Nachmittags vor dem Kirchgemeindehaus Saint-Pie in Meyrin, im Norden von Genf, in der Nähe des Flughafens. Vor dem Gebäude hat sich bereits eine lange Warteschlange gebildet. Helfer schauen, dass die Mindestabstände eingehalten werden. Unter den Menschen, die hier gratis Lebensmittel und Hygiene-Artikel beziehen, befinden sich auch viele Familien.
Beim Zugang zur Halle stehen auch Beratungstische der Genfer Sozialdienste. Heute sucht Agnieska hier Rat. Die Frau mit Wollmütze und einer roten Daunenjacke arbeitet am Flughafen. Seit März ist sie nicht mehr am Arbeitsplatz, sie befindet sich in Kurzarbeit und verfügt noch über 80 Prozent ihres Gehaltes.
Beratung im Zentrum
Bis jetzt sei sie auch dank erspartem Geld über die Runden gekommen, sagt Agnieska. Das Ersparte sei schnell aufgebraucht, darum lasse sie sich hier beraten. Agnieska hatte bislang nie Geld vom Staat gebraucht. Sie holt hier keine Lebensmittel, sondern nur Beratung. Das macht ein Drittel der Personen so, die sich hier an diese mobilen Sozialdienste wenden.
Weitere Kreise betroffen
Agnieska wurde von Vincent Mayer, Abteilungsleiter der Genfer Sozialdienste, beraten. Der Inhalt des Gesprächs ist vertraulich. Vincent Mayer beobachtet aber generell, dass nun viele Leute in Schwierigkeiten seien, die bislang nie Hilfe vom Staat brauchten: «In der zweiten Welle sehen wir, dass Leute hierherkommen, die nie Sozialhilfe gebraucht haben, vielleicht auch wegen Ersparnissen. Aber jetzt haben sie diese Ersparnisse aufgebraucht und haben plötzlich nichts mehr.»
In der zweiten Welle kommen Leute, die nie Sozialhilfe gebraucht haben.

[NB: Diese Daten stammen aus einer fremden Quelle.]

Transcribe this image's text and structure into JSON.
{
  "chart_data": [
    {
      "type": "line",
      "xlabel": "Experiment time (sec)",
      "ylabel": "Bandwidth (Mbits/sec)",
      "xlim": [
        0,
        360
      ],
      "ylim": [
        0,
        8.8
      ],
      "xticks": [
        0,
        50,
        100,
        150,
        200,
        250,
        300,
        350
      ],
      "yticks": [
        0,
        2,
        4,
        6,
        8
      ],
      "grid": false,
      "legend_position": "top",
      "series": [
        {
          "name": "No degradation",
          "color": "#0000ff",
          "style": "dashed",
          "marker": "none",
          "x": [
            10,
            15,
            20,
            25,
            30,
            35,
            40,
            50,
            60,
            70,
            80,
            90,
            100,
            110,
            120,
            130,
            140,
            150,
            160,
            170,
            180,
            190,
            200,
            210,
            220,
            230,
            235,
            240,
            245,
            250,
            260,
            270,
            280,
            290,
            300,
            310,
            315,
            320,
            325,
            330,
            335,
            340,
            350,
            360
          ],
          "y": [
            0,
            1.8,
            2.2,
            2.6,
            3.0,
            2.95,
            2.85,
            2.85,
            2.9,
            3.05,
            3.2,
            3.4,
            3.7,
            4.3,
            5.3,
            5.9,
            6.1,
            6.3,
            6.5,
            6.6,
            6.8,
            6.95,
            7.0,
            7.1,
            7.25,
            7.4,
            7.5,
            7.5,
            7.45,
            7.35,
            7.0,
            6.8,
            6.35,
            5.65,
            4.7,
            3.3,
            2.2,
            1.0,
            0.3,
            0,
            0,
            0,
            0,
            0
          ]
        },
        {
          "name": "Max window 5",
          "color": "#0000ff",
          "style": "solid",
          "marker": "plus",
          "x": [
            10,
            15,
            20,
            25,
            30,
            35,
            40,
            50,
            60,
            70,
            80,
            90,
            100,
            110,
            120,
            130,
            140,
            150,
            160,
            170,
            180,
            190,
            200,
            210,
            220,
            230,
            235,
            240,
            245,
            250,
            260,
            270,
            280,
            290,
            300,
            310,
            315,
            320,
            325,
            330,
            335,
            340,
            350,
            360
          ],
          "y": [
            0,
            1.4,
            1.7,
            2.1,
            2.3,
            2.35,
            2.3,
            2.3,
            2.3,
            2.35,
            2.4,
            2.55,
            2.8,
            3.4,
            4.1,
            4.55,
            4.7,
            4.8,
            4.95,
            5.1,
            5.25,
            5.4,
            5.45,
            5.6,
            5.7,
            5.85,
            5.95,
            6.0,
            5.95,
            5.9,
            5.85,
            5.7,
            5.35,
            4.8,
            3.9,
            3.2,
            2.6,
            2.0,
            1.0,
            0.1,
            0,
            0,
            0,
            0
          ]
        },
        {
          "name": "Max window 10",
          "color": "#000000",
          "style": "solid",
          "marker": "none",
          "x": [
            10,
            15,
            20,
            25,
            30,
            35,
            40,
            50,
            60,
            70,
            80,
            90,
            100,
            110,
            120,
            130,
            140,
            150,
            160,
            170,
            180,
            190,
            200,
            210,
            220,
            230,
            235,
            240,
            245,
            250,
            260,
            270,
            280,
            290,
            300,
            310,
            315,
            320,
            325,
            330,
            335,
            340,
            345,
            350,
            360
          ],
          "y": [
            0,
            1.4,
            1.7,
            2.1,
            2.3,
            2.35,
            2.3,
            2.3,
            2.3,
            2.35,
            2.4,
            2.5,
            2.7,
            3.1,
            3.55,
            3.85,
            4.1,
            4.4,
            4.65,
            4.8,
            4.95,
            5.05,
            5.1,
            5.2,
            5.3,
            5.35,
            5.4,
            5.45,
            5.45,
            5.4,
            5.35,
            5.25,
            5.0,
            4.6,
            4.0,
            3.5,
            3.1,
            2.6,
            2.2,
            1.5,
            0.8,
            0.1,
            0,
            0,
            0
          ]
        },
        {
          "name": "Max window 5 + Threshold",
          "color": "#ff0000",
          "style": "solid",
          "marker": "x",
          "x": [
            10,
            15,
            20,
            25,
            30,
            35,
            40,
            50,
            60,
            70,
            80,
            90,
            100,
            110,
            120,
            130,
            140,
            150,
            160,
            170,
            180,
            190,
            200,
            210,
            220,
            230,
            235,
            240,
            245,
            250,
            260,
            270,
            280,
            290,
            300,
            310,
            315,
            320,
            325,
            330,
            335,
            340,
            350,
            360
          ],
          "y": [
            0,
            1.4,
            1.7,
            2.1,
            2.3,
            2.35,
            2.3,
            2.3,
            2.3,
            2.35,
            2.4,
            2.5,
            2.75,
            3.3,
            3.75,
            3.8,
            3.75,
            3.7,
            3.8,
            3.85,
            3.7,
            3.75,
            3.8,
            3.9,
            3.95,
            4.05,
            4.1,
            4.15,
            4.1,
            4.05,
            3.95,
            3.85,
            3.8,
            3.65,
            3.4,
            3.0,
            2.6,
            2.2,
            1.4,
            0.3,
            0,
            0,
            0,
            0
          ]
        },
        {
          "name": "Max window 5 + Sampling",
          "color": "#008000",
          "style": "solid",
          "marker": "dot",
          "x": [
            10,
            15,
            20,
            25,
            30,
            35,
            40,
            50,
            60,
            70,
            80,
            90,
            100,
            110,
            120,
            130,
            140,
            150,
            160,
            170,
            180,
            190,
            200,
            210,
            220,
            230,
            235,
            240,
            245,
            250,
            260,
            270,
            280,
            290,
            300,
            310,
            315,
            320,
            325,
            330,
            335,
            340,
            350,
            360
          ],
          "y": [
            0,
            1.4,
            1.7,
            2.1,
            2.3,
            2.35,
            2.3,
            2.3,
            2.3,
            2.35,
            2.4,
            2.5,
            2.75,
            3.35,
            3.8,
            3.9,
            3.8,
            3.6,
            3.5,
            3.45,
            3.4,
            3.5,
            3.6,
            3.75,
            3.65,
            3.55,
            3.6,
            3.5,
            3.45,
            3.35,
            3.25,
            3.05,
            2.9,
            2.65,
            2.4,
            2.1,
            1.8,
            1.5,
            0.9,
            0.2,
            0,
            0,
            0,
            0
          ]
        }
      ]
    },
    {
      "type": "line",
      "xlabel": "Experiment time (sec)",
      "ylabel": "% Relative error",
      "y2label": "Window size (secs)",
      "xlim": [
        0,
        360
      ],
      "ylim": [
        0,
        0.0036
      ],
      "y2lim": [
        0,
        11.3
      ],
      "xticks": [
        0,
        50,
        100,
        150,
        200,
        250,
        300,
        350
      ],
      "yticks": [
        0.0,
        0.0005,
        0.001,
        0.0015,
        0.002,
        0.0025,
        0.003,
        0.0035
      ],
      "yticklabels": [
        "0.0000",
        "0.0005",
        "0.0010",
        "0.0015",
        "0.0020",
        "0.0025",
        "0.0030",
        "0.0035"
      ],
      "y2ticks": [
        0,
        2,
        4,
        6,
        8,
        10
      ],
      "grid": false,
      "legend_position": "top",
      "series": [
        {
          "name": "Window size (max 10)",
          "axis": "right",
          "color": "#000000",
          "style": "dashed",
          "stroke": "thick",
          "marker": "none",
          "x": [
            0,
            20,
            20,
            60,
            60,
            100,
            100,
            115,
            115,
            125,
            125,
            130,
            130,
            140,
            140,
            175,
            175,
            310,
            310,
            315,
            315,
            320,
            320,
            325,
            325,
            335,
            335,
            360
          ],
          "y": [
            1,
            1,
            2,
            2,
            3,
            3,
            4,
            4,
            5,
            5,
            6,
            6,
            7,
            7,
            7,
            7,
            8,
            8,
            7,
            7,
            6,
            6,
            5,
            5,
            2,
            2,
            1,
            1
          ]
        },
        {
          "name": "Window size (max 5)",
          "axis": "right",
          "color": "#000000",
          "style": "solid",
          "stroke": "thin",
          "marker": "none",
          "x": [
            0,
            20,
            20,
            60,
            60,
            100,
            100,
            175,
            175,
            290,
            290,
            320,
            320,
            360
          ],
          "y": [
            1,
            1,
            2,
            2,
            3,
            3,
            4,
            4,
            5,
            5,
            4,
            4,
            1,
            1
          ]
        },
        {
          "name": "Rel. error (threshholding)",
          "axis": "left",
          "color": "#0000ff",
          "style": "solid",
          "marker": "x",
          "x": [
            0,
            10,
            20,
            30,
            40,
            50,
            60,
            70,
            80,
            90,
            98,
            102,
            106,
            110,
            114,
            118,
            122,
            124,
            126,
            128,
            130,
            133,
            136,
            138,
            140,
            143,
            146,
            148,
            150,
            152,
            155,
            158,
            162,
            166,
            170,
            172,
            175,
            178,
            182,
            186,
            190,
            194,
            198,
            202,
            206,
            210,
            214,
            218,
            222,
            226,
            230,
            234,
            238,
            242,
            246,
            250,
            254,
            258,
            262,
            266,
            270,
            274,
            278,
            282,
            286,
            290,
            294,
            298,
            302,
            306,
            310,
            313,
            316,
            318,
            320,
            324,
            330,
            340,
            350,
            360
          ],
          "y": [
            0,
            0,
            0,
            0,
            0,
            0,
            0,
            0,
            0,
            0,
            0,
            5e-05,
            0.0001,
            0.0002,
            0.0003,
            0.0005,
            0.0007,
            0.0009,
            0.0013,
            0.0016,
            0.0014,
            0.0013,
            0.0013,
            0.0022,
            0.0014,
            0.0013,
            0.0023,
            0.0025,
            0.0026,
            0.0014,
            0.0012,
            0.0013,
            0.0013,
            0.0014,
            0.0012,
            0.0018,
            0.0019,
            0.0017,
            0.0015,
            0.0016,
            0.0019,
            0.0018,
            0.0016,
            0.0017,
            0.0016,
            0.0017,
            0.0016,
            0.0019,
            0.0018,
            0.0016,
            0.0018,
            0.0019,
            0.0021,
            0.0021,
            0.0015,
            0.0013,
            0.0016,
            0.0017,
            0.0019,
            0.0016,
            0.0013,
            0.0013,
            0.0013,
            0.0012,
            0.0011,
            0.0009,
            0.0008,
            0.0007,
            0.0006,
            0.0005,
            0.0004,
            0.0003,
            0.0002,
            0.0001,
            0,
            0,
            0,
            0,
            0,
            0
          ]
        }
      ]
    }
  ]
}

Diese Beratungen sind ein Pilotprojekt. Und vor Ort wird nicht sofort Sozialhilfe erteilt. Vielmehr werden verschiedene Probleme angeschaut: Die Genfer Sozialdienste schauen das Einkommen an, wenn die Leute dies wünschen. Und sie geben Tipps und Formulare, wo Hilfe zu beantragen ist. Manche Menschen wollen aber auch anonym bleiben, etwa wenn sie Sans-Papiers sind.
Erste Lagebesprechung und Tipps
Auch der Mieterverband ist präsent und hilft Menschen, denen der Verlust der Wohnung droht. Es sei ein Anfang, sagt Mayer: «Es ist vor allem eine erste Einschätzung und wir orientieren, wo die Menschen Anträge stellen können. Wir haben aber auch den Vorteil, dass wir auf Daten wie die Steuererklärung zurückgreifen und Ansprüche abklären können. Wir wollen hier die Leute ermutigen, ihr Recht auf Sozialleistungen auch geltend zu machen.»
Wir wollen hier die Leute ermutigen, ihr Recht auf Sozialleistungen auch geltend zu machen.
Dabei begegnen die Sozialdienste auch Menschen in dramatischen Situationen. Für sie ist eine Psychologin anwesend. Weil es um heikle Themen geht, wollen viele der Anwesenden dem Radio nicht Auskunft geben.
Angebot bleibt bis zum Ende der Krise
Auch für Agnieska, die am Flughafen arbeitet, ist es nicht einfach. Obwohl sie von sich sagt, dass sie noch Glück habe, da sie fest angestellt sei. Manchmal spüre sie aber schon Trauer und Wut. Immerhin: Sie schätzt das Beratungsangebot und empfindet es als hilfreich. Und es gebe eine kleine Chance, dass sie Hilfe erhalten werde.
Kurz nach dem Eindunkeln hat sich die Halle geleert. Nächste Woche werden die Hilfesuchenden wiederkommen. Genf hält das Angebot der Sozialdienste vorerst aufrecht, solange die Krise andauert.